Als einer der Hauptgründe für den Umsatzrückgang wurde mangelnde Nachfrage genannt. Im August wiesen Marktanalysten zudem darauf hin, dass Überkapazitäten unvermeidlich seien, selbst wenn die Aufträge unabhängig von der Nachfrage steigen sollten, da auch bei ONE in diesem Jahr eine Rekordzahl von Schiffen ausgeliefert werde.

Gesetzliche Änderungen

Neben den schlechten Wirtschaftsaussichten kommen auf die Containerschifffahrt ab 2024 aber auch noch gesetzliche Änderungen zu. Die Branche wird ihre jahrzehntelange Gruppenfreistellung von den Kartellvorschriften verlieren. Konsortien werden zwar nicht verboten, aber die Betreiber müssen die Rechtmäßigkeit ihrer Kooperationsvereinbarungen überprüfen, die fortan von den zuständigen Behörden aufgelöst und mit Geldstrafen belegt werden können.

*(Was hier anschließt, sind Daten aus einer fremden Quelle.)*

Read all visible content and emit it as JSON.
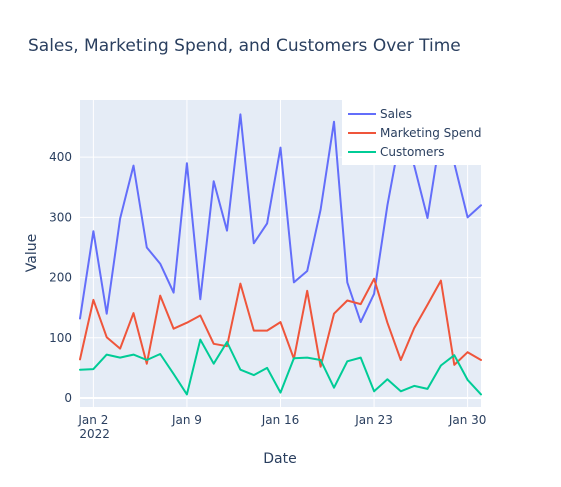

Außerdem wird die Schifffahrt 2024 in das EU-Emissionshandelssystem (EU-EHS) aufgenommen und der Kohlenstoffintensitätsindikator (CII) der Internationalen Seeschifffahrtsorganisation (IMO) wird strenger angewandt, sodass die Seeschifffahrtsunternehmen für ihre Emissionen zahlen müssen.